A new study led by University professor Sarah Cobey in the Ecology and Evolution Department in collaboration with institutions including Harvard University and the University of Pennsylvania shows flu vaccine efficacy can be influenced by immune responses, which differ from person to person based on their past interactions with the flu.
In the past, aside from incorrect predictions about the flu season’s strongest strain, mutations occurring inside chicken eggs where the vaccines are grown have been cited to explain low vaccine effectiveness. Data from Cobey’s study suggest this is not the only source of variables causing vaccines to fail.
“Overall, vaccination works, but to improve flu vaccines, we need to understand the basic dynamics of the immune response better,” Cobey wrote in an e-mail to The Maroon. “There’s a shortage of good longitudinal studies that track how the immune response in people evolves over time from infection and vaccination, and one of the goals of my lab is to fit mathematical models to these data to try to infer what’s going on.”
Each year, researchers use predictive models to identify which flu strain will be the most prevalent that season. Identifying the proper flu strains to use in vaccines already presents its challenges, but even if researchers identify the exact strain that becomes most widespread in a given year, vaccine efficacy ultimately depends on the immune system’s ability to create antibodies that accurately target the disease. Flu vaccines function by introducing the immune system to a flu strain in order to initiate antibody production. After the body has produced antibodies in response to the vaccine, the body may now use those antibodies to ward off an actual infection. However, not all antibodies have the same ability to recognize or attack infections; the study found that certain antibodies take precedence over others depending on when and how many times a person has contracted the flu or has been vaccinated.
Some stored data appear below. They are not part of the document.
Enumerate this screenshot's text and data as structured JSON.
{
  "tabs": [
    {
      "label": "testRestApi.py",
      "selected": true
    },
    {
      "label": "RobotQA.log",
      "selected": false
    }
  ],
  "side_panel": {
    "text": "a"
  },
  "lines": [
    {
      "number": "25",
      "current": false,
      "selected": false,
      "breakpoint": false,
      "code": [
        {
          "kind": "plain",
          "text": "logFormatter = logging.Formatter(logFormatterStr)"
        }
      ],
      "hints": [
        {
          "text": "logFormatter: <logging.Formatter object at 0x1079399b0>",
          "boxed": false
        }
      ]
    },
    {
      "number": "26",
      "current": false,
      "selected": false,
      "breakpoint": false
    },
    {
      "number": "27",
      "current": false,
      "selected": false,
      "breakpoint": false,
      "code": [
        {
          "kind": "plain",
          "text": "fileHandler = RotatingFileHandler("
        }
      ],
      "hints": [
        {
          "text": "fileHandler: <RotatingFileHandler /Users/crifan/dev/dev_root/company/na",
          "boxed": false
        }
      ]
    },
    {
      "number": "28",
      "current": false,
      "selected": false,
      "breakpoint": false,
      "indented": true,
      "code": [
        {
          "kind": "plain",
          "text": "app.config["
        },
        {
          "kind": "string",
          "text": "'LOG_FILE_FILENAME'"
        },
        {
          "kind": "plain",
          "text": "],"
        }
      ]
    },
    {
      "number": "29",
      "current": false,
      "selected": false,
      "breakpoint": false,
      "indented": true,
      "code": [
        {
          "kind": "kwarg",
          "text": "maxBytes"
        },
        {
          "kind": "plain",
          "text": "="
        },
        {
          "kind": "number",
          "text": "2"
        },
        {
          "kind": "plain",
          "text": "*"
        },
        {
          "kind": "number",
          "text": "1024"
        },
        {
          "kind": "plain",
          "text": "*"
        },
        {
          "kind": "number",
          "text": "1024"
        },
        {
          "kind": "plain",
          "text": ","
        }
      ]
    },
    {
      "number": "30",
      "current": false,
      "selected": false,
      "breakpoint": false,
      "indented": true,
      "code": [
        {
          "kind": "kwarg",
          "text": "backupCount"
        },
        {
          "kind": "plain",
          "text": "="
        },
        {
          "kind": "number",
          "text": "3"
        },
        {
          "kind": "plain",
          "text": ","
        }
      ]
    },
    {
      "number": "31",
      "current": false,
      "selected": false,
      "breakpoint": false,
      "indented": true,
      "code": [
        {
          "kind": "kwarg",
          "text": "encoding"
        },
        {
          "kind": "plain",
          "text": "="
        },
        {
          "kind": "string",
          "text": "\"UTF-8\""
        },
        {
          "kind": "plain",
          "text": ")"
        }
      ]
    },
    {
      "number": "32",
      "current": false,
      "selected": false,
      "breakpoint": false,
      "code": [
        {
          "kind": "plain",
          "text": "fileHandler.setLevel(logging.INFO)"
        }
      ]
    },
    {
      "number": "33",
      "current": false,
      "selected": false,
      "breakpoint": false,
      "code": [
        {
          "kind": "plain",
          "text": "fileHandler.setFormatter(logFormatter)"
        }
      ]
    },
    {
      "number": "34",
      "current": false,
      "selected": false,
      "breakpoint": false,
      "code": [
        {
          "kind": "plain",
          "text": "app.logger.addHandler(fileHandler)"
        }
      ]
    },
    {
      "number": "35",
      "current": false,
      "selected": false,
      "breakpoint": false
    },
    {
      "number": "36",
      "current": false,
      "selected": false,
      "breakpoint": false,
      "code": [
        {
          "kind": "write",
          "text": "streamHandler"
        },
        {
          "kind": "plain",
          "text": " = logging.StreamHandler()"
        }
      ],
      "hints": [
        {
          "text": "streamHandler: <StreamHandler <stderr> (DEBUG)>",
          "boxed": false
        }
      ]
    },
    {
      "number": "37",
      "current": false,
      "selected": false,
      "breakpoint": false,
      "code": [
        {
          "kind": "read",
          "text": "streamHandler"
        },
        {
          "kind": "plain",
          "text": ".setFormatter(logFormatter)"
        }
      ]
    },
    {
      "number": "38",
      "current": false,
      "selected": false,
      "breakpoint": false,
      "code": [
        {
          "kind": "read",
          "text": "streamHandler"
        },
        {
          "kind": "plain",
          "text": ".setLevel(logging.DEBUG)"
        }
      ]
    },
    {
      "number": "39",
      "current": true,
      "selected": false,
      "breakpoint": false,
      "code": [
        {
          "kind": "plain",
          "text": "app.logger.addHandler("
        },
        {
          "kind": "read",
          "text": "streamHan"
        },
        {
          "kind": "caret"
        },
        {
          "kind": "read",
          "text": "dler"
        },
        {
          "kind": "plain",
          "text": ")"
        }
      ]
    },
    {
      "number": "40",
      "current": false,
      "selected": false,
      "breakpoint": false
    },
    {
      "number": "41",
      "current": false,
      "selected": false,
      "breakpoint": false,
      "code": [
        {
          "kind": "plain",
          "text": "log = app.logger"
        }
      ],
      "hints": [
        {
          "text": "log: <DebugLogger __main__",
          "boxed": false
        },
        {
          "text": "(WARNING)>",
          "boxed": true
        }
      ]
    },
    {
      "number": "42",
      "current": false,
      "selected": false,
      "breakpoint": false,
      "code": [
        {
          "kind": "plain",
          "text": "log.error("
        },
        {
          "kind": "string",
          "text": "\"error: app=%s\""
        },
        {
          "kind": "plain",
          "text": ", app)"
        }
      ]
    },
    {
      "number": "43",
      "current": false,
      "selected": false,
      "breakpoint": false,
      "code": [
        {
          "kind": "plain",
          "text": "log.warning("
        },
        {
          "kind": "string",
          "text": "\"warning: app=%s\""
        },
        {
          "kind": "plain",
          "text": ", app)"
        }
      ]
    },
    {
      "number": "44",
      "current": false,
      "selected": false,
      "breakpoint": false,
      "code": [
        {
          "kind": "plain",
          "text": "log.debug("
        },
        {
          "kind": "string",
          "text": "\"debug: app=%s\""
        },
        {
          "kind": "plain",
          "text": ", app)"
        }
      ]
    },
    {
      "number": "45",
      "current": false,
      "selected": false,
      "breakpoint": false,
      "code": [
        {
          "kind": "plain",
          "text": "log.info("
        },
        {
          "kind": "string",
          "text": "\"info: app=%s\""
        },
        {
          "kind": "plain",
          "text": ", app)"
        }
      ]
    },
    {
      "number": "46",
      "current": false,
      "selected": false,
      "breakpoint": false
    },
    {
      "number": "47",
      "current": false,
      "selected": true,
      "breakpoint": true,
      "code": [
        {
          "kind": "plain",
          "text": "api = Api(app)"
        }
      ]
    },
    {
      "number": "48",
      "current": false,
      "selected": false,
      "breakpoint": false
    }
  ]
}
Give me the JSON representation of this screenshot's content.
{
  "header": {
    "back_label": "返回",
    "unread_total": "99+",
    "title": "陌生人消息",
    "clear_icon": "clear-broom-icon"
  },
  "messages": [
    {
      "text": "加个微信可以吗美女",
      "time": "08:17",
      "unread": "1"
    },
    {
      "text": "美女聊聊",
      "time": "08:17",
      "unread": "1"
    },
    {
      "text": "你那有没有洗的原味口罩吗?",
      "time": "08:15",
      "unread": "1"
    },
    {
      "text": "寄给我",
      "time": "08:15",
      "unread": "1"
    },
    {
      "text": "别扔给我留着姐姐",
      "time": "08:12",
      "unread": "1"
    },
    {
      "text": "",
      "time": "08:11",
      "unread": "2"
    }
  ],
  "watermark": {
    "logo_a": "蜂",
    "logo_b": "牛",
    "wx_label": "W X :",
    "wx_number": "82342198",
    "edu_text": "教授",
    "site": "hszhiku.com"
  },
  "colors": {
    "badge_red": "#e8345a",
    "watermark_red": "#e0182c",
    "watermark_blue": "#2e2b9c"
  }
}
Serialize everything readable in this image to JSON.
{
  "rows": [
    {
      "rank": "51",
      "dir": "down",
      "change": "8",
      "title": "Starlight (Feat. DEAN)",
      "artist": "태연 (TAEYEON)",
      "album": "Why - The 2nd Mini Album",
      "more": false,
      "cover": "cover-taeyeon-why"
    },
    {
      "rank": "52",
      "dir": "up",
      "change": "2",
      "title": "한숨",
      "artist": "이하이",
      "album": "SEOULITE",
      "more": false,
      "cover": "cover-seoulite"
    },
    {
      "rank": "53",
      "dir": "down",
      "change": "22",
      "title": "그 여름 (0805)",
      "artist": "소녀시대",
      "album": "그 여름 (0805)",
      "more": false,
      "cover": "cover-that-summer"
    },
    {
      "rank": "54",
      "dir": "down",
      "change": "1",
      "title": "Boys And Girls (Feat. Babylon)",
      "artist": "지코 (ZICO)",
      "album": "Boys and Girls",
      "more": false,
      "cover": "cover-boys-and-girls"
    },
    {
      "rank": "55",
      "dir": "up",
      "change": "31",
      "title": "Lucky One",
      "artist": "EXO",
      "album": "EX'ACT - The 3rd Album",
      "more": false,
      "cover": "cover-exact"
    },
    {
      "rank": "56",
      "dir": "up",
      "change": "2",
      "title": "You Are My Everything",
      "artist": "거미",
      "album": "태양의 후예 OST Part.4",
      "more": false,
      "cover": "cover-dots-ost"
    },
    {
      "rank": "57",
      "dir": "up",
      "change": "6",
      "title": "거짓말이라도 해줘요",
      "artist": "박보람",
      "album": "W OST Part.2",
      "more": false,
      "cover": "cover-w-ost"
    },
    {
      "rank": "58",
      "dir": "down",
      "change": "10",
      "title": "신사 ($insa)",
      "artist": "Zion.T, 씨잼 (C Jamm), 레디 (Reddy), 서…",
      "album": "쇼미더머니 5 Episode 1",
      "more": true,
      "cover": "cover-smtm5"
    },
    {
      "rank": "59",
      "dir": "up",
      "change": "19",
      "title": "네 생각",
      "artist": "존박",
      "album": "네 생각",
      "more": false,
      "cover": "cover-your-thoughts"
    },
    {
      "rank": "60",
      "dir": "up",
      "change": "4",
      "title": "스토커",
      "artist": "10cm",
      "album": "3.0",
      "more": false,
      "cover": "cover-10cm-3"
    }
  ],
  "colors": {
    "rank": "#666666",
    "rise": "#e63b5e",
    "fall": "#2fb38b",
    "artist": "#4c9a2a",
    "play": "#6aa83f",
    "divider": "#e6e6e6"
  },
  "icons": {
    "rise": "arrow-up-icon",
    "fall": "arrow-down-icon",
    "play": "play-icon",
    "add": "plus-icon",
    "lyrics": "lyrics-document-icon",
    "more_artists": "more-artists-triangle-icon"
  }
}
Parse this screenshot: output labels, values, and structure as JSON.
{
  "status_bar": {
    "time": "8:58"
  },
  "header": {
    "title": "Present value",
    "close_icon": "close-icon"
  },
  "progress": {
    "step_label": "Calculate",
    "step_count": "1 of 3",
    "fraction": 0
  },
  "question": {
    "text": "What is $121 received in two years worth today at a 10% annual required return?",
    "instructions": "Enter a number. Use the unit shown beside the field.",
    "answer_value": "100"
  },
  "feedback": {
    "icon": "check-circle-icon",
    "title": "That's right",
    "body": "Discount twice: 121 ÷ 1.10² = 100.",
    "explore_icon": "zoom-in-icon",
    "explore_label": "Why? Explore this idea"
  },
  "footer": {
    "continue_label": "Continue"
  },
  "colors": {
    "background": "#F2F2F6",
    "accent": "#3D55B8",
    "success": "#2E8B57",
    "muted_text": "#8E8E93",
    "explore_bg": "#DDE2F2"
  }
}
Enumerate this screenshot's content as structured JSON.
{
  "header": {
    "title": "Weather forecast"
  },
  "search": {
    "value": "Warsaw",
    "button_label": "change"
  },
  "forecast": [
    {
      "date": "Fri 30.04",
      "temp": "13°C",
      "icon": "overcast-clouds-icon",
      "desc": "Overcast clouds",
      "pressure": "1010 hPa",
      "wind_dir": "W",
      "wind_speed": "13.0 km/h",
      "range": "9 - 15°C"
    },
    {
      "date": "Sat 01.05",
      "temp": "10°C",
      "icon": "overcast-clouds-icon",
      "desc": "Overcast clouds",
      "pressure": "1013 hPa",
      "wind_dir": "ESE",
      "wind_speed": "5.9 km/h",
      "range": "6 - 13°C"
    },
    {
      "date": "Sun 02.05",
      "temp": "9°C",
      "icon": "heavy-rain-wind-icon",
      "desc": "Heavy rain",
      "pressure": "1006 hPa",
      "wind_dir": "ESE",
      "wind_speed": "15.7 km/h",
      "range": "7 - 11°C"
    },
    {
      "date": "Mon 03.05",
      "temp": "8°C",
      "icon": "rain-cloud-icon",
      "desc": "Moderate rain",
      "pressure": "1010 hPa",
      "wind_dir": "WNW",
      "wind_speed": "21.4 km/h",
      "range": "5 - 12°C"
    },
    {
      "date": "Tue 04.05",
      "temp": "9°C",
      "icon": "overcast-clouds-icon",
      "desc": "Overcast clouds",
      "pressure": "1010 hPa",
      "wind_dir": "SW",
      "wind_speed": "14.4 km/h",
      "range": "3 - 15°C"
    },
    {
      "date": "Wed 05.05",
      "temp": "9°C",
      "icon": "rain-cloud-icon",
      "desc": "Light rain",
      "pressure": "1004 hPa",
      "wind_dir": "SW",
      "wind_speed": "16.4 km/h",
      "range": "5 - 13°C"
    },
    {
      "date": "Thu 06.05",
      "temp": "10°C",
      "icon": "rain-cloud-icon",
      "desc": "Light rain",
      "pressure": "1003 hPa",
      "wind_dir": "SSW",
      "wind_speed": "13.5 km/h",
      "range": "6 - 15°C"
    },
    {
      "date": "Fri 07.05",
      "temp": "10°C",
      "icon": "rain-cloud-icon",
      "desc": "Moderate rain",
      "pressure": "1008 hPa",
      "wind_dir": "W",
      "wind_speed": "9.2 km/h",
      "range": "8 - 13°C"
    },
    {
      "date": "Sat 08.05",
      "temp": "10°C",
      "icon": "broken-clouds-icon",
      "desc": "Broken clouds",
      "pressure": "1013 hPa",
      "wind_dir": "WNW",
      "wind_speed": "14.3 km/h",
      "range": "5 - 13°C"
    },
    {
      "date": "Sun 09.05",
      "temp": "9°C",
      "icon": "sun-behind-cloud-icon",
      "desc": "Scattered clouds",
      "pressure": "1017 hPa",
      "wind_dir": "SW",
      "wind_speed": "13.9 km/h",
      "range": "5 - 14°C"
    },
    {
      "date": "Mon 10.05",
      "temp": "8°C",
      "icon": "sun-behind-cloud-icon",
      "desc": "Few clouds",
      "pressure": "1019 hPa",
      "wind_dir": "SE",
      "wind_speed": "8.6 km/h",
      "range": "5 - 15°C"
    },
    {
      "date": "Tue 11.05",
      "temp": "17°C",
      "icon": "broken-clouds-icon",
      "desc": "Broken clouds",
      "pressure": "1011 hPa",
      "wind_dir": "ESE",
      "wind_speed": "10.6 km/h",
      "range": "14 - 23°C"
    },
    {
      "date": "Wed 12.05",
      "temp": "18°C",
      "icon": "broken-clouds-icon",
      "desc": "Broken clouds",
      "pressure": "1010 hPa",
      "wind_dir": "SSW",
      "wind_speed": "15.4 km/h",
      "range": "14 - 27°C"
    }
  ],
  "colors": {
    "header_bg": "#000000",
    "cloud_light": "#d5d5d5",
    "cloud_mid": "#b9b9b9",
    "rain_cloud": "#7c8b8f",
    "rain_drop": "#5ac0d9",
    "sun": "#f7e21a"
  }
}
As flu strains change minimally from year to year, it is very likely that antibodies may recognize the disease, but the parts of the virus that the antibodies recognize may no longer be the critical part of the virus that must be neutralized to prevent illness. As a result, people who have contracted the flu or been previously vaccinated may produce an immune response targeted at parts of the new strain that will not ward off infection. According to the study, antibodies created from interactions with the flu early in life often respond over recently developed antibodies, meaning that even if a person has been vaccinated for the proper strain, the antibodies created by the vaccine may not be prompted to react against the disease in a person with prior contact to different flu strains.
While the study makes the breakthrough assertion that immune responses play a larger role in vaccine effectiveness than previously known, egg mutations are not irrelevant as a source of error. Egg mutations have been shown to cause erroneous immune responses, which has led vaccine developers to use alternative growth mediums such as insect cells or dog kidney cells to minimize mutation.
The study’s findings have led Cobey to two larger research questions: “Why does the vaccine not induce a strong response in some people, and how does the vaccine interact with pre-existing responses to determine the specificities (or viral targets) of the antibodies that are induced?” As the pursuit for more effective flu vaccines continues, Cobey believes that these questions will guide the direction of future research.